Blatter, giving a hard-hitting keynote address at the Soccerex business conference, also said that FIFA would re-consider the organisation of the qualifying competition for future World Cups and could end the current play-off system.
"Match control is now on the agenda. How can we avoid the cheating handball situation we had in that game between France and Ireland for example?" said Blatter.
"I think there should be some additional (assistants) ... if they can see or not see."
He said the issue would be discussed on Wednesday when FIFA's executive committee hold an extra-ordinary meeting. If FIFA decide to go ahead with the plan, it will almost certainly be approved by the law-making International Board next March in time to be adopted at the World Cup which starts in June.
Ireland have asked to be considered as the 33rd team in the World Cup finals following their controversial elimination by France earlier this month and the request will be discussed in Cape Town on Wednesday.
Blatter confirmed he had spoken to French striker Thierry Henry following the handball incident that led to the decisive goal in the playoff against Ireland and told him that although he understood why he did it, he did not condone his action.
As always, Blatter ruled out the use of technology or video replays to assist the referee but said that the committee would discuss the use of additional referees behind each goal.

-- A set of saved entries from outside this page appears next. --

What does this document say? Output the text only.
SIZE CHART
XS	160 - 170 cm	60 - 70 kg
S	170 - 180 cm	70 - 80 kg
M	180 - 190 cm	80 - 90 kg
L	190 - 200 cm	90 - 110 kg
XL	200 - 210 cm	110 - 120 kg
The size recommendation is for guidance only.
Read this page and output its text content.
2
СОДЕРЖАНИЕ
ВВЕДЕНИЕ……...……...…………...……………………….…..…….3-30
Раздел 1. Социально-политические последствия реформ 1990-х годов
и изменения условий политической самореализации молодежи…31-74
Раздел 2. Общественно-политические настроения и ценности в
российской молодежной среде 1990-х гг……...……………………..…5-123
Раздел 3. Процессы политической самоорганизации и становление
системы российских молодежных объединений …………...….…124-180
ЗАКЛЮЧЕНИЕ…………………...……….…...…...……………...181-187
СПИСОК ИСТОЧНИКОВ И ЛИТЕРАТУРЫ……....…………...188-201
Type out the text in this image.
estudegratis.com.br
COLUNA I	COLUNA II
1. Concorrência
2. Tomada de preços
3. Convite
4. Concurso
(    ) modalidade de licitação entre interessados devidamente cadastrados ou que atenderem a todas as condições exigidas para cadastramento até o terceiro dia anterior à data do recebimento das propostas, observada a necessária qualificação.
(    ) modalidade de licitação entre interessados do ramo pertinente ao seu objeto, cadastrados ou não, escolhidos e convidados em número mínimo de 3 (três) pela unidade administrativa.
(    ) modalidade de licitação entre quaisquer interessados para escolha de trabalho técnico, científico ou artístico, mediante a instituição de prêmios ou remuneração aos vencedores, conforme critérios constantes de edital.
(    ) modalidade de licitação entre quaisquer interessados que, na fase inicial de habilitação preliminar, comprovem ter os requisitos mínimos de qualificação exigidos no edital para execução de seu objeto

The system is currently the subject of an experiment in the Europa League. EXTRA OFFICIALS
Blatter said that the issue of what he called match control, had to be considered afresh by the executive committee.
"Everyone is asking what is and isn't fair play. When we see a player using his hands, well that is cheating," Blatter said.
"There is a lack of respect and discipline from the players because they are cheating with the hand and shirt-pulling and diving, this is human beings trying to get an advantage.
"It is not good and we have to fight against it. We have only one man (the referee) on the field of play who can intervene for the time being, with two assistants, but perhaps he will have more in the future."
He also said that qualifying for the World Cup had become so important that at times it felt there was "too much at stake" on everyone to reach the finals.
As a result, FIFA will re-consider the future of playoff matches to determine which countries qualify.
"There are different formats in different continents, but if it comes down to one final play-off match to decide if you are in or out, this should not be the spirit behind the World Cup.
"We have had problems in this last round of playoffs, the match in the Stade de France, the additional match that had to be played in Khartoum between Egypt and Algeria.
"There were problems in the South America/CONCACAF play-off. It comes down to the final match if you qualify or not.
"There is so much pressure on players, coaches, and referees, or presidents. To terminate the qualification for the World Cup on one match only is not right and that's why we have to think about it."